According to Sikorski, a populist in a top job could even help smooth relations with U.S. President Donald Trump and Kremlin-friendly Hungarian Prime Minister Viktor Orbán.

“They claim to have better relations with the White House. Indeed, President Nawrocki got endorsed with a photograph,” Sikorski said, pointing to a pre-election photo-op held with Trump in the Oval Office. “Now, we can play on two pianos at the same time.”

Nawrocki, a political newcomer who secured the support of the former governing Law and Justice Party (PiS), was also backed by senior Trump administration officials including Homeland Security Secretary Kristi Noem, who publicly called on Poles to vote him into office.

He takes over the presidency from Andrzej Duda, a PiS politician who used the largely ceremonial role to hold up planned judicial reforms and other constitutional changes proposed by Prime Minister Donald Tusk’s center-right government.

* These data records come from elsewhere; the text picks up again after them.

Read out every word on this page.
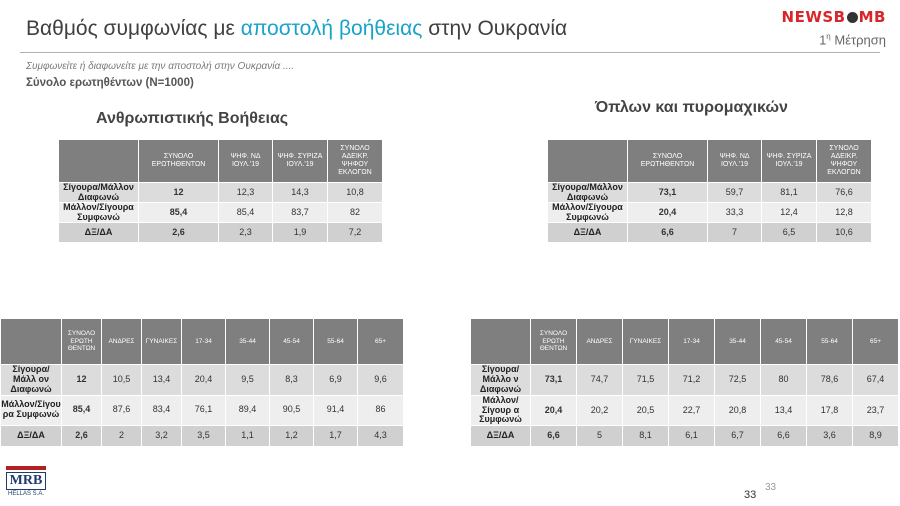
Βαθμός συμφωνίας με αποστολή βοήθειας στην Ουκρανία	NEWSB MB
$1^\eta$ Μέτρηση
Συμφωνείτε ή διαφωνείτε με την αποστολή στην Ουκρανία ....
Σύνολο ερωτηθέντων (N=1000)
Ανθρωπιστικής Βοήθειας
Όπλων και πυρομαχικών
	ΣΥΝΟΛΟ ΕΡΩΤΗΘΕΝΤΩΝ	ΨΗΦ. ΝΔ ΙΟΥΛ.'19	ΨΗΦ. ΣΥΡΙΖΑ ΙΟΥΛ.'19	ΣΥΝΟΛΟ ΑΔΕΙΚΡ. ΨΗΦΟΥ ΕΚΛΟΓΩΝ
Σίγουρα/Μάλλον Διαφωνώ	12	12,3	14,3	10,8
Μάλλον/Σίγουρα Συμφωνώ	85,4	85,4	83,7	82
ΔΞ/ΔΑ	2,6	2,3	1,9	7,2
	ΣΥΝΟΛΟ ΕΡΩΤΗΘΕΝΤΩΝ	ΨΗΦ. ΝΔ ΙΟΥΛ.'19	ΨΗΦ. ΣΥΡΙΖΑ ΙΟΥΛ.'19	ΣΥΝΟΛΟ ΑΔΕΙΚΡ. ΨΗΦΟΥ ΕΚΛΟΓΩΝ
Σίγουρα/Μάλλον Διαφωνώ	73,1	59,7	81,1	76,6
Μάλλον/Σίγουρα Συμφωνώ	20,4	33,3	12,4	12,8
ΔΞ/ΔΑ	6,6	7	6,5	10,6
	ΣΥΝΟΛΟ ΕΡΩΤΗ ΘΕΝΤΩΝ	ΑΝΔΡΕΣ	ΓΥΝΑΙΚΕΣ	17-34	35-44	45-54	55-64	65+
Σίγουρα/Μάλλ ον Διαφωνώ	12	10,5	13,4	20,4	9,5	8,3	6,9	9,6
Μάλλον/Σίγου ρα Συμφωνώ	85,4	87,6	83,4	76,1	89,4	90,5	91,4	86
ΔΞ/ΔΑ	2,6	2	3,2	3,5	1,1	1,2	1,7	4,3
	ΣΥΝΟΛΟ ΕΡΩΤΗ ΘΕΝΤΩΝ	ΑΝΔΡΕΣ	ΓΥΝΑΙΚΕΣ	17-34	35-44	45-54	55-64	65+
Σίγουρα/Μάλλο ν Διαφωνώ	73,1	74,7	71,5	71,2	72,5	80	78,6	67,4
Μάλλον/Σίγουρ α Συμφωνώ	20,4	20,2	20,5	22,7	20,8	13,4	17,8	23,7
ΔΞ/ΔΑ	6,6	5	8,1	6,1	6,7	6,6	3,6	8,9
MRB
HELLAS S.A.
33
33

Sikorski added that if Nawrocki “can persuade Viktor Orbán that Ukraine should be supported, that these vetoes [on Kyiv’s accession to the EU] should be lifted, that Ukraine should be integrated into the West, we would be very pleased and we would support the president-elect in this issue.”

Nawrocki’s win over the governing party’s centrist candidate Rafał Trzaskowski last week created a crisis for Tusk, who has called a confidence vote in parliament for Wednesday in a bid to reassert his authority.

“I am confident that the confidence vote will be overwhelmingly for the government,” Sikorski said.